Phosphorus containing analogues of SAHA as inhibitors of HDACs
Published in Journal of Enzyme Inhibition and Medicinal Chemistry, 2022
Michael D. Pun, Hsin-Hua Wu, Feyisola P. Olatunji, Britany N. Kesic, John W. Peters, Clifford E. Berkman
The time course enzyme inhibition assay using compound 2 showed optimal inhibition at 8 h for HeLa cell Lysate and HDAC 8, and 4 h for HDAC 3. These results suggest that our series of phosphoryl compounds are slow binding inhibitors. These types of inhibitors also express tight binding qualities such that the molecules have low dissociation rates and long drug target residence time29. In vitro, this strong binding quality can disrupt cell viability due to the inhibitors ability to shutdown the enzyme for a long period of time. If enzyme synthesis time in targeted cells cannot overcome the inhibition time, cell viability can be affected30. The advantage of slow and tight binding inhibitors for in vivo biomedical purposes stems from the decreased off target toxicity of the compound.

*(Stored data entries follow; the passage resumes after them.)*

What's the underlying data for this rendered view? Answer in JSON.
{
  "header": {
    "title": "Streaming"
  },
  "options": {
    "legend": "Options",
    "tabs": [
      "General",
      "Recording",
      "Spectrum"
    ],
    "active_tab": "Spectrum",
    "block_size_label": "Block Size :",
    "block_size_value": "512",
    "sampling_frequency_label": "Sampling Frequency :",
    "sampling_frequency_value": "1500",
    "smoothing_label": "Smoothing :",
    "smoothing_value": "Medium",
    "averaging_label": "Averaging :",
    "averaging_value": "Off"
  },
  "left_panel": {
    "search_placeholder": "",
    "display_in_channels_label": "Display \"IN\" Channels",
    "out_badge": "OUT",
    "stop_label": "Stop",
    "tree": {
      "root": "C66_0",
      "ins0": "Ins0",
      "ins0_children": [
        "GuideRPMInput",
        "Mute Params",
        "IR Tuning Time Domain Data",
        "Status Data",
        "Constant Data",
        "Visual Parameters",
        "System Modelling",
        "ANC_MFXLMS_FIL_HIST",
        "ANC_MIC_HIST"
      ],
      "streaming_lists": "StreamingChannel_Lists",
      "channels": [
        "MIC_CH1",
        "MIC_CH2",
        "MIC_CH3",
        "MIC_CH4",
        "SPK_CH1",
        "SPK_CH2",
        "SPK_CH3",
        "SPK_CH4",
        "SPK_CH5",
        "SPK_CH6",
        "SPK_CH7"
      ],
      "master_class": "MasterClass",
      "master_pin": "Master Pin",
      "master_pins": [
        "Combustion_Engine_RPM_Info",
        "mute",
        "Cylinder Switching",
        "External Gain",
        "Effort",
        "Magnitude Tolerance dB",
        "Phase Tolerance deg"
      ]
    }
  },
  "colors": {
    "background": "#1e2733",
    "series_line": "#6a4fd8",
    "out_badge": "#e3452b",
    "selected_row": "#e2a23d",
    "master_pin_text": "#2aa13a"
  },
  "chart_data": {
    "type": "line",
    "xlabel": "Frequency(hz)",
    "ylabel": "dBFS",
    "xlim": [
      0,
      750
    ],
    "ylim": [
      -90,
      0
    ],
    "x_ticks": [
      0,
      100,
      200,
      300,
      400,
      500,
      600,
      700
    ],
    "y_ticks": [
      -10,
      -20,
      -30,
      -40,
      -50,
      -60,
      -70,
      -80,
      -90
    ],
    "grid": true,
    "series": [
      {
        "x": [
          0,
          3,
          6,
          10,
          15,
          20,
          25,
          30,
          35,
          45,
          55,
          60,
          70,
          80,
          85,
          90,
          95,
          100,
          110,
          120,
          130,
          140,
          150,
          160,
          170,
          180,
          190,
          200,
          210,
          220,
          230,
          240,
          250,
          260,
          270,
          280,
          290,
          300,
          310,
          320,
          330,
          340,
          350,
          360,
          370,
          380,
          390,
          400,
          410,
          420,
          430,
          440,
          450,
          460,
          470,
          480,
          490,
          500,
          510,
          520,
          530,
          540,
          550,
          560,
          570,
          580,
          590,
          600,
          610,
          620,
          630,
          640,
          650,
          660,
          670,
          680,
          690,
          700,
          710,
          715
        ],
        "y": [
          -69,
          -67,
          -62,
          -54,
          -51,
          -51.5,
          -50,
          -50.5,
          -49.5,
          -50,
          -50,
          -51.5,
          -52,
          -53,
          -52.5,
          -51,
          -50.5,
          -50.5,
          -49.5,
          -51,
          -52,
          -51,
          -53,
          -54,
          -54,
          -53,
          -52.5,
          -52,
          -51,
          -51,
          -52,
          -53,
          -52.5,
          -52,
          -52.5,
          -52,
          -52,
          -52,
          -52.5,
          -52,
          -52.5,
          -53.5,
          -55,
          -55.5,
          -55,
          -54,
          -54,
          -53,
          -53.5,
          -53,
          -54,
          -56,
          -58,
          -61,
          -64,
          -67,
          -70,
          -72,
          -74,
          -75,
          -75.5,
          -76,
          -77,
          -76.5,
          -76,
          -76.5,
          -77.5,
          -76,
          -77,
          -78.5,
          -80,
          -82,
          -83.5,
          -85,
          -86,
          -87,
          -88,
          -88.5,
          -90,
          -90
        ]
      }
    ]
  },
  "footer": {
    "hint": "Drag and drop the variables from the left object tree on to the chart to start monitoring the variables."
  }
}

Because of the decreased systemic circulation time and increased inhibitor residence time a lower concentration of the compound is available in the blood stream to bind to non-targeted protein31. There are several known examples of slow binding as FDA-approved drugs32. There are also several know types of HDAC inhibitors that exhibit slow binding kinetics33.